Other vendors are moving in the same direction, trying to bolt on enterprise solutions through acquisitions and partnerships — in most cases, moving from a pure-cloud model for consumers or small to medium-sized businesses toward the enterprise customer base. Box has been doing this, for sure. Smaller niche players have learned that they just can’t convince customers to join them with "me too" generic collaboration toolsets. The road to riches, I’m afraid, is through the enterprise, and SharePoint dominates. It seems that the bigger question is: if the LOB apps themselves are evolving, and quickly running toward the cloud, how much of a competitive advantage will SharePoint retain?
"Cloud is the architectural shift that we’ve been awaiting for IT and enterprise software," asserted venture capitalist Marc Andreessen while speaking at a BoxWorks conference. “Nothing that has came before compares to what is happening now.

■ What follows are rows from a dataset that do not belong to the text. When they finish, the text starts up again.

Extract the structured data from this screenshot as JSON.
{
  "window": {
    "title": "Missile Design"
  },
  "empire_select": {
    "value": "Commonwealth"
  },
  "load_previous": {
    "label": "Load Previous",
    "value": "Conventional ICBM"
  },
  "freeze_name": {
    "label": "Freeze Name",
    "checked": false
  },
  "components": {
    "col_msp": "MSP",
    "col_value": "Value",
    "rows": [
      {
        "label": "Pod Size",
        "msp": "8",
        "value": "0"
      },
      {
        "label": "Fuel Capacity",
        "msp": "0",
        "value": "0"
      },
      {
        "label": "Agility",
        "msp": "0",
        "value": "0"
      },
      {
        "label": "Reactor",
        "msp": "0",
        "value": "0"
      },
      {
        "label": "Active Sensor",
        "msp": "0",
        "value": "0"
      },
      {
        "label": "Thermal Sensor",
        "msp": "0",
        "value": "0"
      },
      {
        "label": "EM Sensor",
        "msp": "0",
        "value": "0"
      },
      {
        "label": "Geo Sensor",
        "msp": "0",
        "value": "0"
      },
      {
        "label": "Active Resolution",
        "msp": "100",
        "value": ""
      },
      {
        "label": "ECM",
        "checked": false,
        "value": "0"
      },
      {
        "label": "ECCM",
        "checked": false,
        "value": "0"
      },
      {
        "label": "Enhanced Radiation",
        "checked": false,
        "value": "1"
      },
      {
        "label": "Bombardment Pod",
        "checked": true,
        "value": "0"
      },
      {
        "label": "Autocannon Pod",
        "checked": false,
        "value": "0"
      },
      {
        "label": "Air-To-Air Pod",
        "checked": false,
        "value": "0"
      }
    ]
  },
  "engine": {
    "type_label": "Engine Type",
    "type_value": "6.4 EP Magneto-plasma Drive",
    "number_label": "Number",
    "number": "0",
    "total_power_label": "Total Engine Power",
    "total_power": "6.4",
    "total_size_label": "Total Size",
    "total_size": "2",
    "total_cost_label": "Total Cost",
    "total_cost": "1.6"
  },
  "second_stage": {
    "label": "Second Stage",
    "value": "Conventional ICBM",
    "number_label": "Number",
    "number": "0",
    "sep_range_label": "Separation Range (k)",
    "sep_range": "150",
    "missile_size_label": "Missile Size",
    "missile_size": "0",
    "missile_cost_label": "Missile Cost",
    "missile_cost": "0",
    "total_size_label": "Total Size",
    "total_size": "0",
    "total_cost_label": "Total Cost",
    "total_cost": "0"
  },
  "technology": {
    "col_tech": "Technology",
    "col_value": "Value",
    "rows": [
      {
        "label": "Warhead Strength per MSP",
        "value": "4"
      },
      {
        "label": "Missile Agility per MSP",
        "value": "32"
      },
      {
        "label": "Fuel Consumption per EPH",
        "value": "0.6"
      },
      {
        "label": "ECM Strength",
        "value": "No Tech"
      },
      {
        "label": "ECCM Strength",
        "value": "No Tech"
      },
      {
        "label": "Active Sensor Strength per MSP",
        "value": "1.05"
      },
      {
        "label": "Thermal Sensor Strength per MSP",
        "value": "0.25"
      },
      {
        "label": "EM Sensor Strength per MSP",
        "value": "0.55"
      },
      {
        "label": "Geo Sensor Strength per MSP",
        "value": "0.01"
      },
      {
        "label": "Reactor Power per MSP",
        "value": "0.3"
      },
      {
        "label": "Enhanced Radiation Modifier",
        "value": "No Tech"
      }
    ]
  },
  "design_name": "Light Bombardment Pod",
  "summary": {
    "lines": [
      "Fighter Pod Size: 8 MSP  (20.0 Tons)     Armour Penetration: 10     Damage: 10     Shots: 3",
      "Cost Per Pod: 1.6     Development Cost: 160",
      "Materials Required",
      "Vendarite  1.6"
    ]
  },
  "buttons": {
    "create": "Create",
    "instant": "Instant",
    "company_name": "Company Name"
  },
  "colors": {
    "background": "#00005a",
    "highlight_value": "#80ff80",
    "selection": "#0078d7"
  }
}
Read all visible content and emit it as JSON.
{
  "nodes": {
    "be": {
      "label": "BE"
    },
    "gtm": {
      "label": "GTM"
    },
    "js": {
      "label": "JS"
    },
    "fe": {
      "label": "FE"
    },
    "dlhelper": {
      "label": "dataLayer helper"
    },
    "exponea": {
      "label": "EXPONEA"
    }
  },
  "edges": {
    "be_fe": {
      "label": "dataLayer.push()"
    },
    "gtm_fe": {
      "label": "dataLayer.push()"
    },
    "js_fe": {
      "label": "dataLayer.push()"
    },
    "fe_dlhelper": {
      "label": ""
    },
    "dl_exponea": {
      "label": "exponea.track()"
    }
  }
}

Everything we were talking about in the 1990s is actually working now."
The question is, which is more difficult — moving from the leadership position in on premises to a more streamlined cloud-based model (and smaller customer, arguably), or to move from a pure-cloud generic collaboration platform into the enterprise world? How will SharePoint pivot? I suspect the platform will continue in its current path of being able to integrate and support the changing LOB apps, sharing data and augmenting functionality the same as its competitors. Office365 may not be able to do this today, but you better believe that Microsoft is working diligently to make it all possible in a pure-cloud, software-as-a-service model.